Sunday, January 29, 2006

Bitch

Time is a bitch. It seems like only yesterday I was moving into Bruce for the first time and had no idea about what was coming. It's hard to believe that since that day I've been through two girlfriends, two hall of the year awards, numerous friends who have come and gone, two other places of residence, I've seen more and done more than I ever thought I would and I'm only 23. Sometimes you stop and think about how much you have changed in the last few years. I would have to say that I have definitely changed since I was 18. I mean, having your heart broken and having your parents divorce will no doubt change a person. Am I better off though, that's the real question. I suppose in some ways I am. I'm wiser with who I give my heart to and more determined to get the hell out of this town. But maybe I am not as good off as I think. I used to be a lot more out going and friendly back then but now I'm more of a shut in.

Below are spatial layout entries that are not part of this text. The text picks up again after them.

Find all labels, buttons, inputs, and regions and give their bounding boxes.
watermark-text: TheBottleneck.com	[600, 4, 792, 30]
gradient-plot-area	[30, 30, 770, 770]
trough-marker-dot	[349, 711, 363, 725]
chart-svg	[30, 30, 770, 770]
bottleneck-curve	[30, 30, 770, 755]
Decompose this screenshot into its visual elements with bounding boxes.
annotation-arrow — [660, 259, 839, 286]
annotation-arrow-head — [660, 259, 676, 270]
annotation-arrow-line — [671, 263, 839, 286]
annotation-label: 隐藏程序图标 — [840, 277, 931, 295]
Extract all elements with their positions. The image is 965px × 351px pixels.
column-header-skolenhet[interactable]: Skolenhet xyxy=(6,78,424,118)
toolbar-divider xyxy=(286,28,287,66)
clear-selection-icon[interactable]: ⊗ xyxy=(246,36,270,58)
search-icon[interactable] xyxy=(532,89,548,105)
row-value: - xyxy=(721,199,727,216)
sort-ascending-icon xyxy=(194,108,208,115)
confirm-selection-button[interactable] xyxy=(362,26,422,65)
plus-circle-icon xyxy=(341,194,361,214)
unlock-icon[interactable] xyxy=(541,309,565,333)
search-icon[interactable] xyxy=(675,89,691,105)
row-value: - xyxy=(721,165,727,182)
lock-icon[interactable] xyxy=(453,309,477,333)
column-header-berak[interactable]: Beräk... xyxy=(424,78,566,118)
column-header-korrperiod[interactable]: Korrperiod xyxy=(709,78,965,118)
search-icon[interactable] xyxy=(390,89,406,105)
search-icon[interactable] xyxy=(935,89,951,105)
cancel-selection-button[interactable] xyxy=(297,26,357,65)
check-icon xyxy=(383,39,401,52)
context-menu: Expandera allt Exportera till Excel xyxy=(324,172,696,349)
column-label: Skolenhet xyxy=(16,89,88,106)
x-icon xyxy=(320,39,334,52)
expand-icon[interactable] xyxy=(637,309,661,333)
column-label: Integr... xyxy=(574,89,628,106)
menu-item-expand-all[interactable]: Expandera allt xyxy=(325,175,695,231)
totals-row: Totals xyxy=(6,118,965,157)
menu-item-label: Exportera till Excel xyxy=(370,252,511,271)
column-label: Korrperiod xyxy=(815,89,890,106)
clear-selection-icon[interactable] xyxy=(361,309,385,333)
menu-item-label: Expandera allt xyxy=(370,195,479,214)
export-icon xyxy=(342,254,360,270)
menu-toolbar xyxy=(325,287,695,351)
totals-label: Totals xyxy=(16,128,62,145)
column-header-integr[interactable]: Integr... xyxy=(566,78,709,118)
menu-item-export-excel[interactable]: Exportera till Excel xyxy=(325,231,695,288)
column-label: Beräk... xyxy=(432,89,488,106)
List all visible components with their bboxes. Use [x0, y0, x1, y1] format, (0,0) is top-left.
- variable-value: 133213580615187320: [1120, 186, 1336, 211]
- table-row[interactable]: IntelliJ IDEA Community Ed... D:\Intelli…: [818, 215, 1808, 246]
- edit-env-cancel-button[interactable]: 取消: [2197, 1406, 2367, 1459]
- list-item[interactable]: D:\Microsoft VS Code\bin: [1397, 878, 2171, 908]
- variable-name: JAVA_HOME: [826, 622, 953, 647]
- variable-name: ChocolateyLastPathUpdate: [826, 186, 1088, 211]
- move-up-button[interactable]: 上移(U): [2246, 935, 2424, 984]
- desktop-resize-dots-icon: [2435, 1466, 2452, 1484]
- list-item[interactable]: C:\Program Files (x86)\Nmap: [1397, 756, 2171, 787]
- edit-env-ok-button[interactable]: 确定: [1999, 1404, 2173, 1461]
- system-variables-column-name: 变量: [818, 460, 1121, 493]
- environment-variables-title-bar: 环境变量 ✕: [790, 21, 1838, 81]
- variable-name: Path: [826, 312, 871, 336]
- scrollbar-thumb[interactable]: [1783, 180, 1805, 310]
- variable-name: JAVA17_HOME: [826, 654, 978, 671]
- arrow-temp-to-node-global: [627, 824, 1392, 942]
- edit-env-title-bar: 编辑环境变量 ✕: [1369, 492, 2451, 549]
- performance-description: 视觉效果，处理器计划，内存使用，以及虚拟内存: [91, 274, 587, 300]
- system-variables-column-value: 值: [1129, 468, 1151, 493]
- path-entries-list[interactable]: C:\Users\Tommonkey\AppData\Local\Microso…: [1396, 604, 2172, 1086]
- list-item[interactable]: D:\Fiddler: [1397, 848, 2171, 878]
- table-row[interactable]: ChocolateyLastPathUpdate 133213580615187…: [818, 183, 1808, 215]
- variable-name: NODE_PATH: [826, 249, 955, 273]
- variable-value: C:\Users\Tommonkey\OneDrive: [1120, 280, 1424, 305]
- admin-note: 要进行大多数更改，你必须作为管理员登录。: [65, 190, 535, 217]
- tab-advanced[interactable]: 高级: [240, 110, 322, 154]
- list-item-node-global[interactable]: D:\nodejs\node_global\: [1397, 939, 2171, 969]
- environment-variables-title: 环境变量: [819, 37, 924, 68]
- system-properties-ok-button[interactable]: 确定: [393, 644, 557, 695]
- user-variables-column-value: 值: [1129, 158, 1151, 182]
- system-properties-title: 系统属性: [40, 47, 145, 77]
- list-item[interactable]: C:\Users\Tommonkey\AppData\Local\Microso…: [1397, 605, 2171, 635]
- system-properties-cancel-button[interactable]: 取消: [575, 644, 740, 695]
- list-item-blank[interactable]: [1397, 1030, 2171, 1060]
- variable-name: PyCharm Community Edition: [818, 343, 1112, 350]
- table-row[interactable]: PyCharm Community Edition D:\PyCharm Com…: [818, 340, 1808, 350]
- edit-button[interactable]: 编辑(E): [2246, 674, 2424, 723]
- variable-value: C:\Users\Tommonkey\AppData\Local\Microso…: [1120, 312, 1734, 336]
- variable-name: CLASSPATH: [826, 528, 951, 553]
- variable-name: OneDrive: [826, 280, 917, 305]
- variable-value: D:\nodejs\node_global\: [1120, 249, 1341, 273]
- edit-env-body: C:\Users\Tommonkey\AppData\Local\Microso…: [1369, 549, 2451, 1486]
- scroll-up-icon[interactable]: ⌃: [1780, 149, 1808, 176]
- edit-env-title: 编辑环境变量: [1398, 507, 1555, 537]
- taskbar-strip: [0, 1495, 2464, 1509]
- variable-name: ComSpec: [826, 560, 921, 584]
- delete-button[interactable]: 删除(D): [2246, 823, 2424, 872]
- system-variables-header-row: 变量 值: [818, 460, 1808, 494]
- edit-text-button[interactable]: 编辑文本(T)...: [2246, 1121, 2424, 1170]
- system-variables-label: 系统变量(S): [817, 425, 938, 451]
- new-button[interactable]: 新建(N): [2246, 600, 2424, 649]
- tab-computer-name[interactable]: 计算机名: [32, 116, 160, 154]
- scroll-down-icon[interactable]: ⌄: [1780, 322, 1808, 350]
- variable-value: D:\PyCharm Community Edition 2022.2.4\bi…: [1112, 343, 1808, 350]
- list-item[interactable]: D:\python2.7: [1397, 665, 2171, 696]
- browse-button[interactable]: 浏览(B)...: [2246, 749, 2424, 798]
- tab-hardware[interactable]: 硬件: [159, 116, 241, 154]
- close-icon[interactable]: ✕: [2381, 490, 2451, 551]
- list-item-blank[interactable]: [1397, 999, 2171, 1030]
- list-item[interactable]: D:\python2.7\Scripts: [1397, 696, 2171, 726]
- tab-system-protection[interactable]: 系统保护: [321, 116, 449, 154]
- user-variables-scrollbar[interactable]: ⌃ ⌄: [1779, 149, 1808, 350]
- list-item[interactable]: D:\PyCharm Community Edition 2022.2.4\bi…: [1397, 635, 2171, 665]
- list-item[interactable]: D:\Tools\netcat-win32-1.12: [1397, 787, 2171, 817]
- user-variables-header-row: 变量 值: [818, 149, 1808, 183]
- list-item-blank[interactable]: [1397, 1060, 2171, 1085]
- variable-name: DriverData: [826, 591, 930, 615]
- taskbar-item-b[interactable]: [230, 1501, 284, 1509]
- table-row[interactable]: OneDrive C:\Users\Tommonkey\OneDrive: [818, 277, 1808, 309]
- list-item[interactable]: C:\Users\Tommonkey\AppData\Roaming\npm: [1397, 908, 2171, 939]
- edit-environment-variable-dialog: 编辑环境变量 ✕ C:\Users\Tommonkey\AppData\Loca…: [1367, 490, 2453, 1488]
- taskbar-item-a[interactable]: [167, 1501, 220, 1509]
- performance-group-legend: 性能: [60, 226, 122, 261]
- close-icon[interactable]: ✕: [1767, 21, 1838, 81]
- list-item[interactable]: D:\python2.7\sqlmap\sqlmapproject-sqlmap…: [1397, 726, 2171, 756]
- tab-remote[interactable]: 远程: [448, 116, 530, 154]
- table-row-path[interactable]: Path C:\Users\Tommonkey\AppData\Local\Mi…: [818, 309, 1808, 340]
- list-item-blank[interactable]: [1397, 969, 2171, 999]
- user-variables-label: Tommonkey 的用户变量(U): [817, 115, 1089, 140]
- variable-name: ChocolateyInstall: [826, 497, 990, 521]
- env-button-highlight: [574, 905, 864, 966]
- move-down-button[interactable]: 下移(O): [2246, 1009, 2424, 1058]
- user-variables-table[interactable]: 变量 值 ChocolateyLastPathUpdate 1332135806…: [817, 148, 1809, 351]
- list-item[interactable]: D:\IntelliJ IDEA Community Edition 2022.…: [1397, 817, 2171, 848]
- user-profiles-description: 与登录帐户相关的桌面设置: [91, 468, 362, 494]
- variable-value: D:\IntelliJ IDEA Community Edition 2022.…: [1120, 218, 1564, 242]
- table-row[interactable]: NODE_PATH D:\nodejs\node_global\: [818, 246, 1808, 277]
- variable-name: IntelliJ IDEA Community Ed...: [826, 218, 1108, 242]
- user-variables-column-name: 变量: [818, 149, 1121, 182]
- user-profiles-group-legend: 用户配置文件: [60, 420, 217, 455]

In large groups I don't speak up like I use to and I find it kinda hard to meet new people now days. Of course that may be because everyone around here is 4-5 years younger than I am. Aren't girls suppose to date older guys? It makes it all the more odd to see people hook up in a matter of days of knowing each other and then me having to go home alone. Everyone keeps saying, "just wait she'll come." Well that's great but none of that helps me now. I'm still sitting here by my self. I still go to bed alone night after night with the only person to keep me company being my Winnie the Pooh. *sigh* Bad enough Son is gone, but now everyone seems to be hooking up lately. What a shitty mood I'm in. Time is a bitch.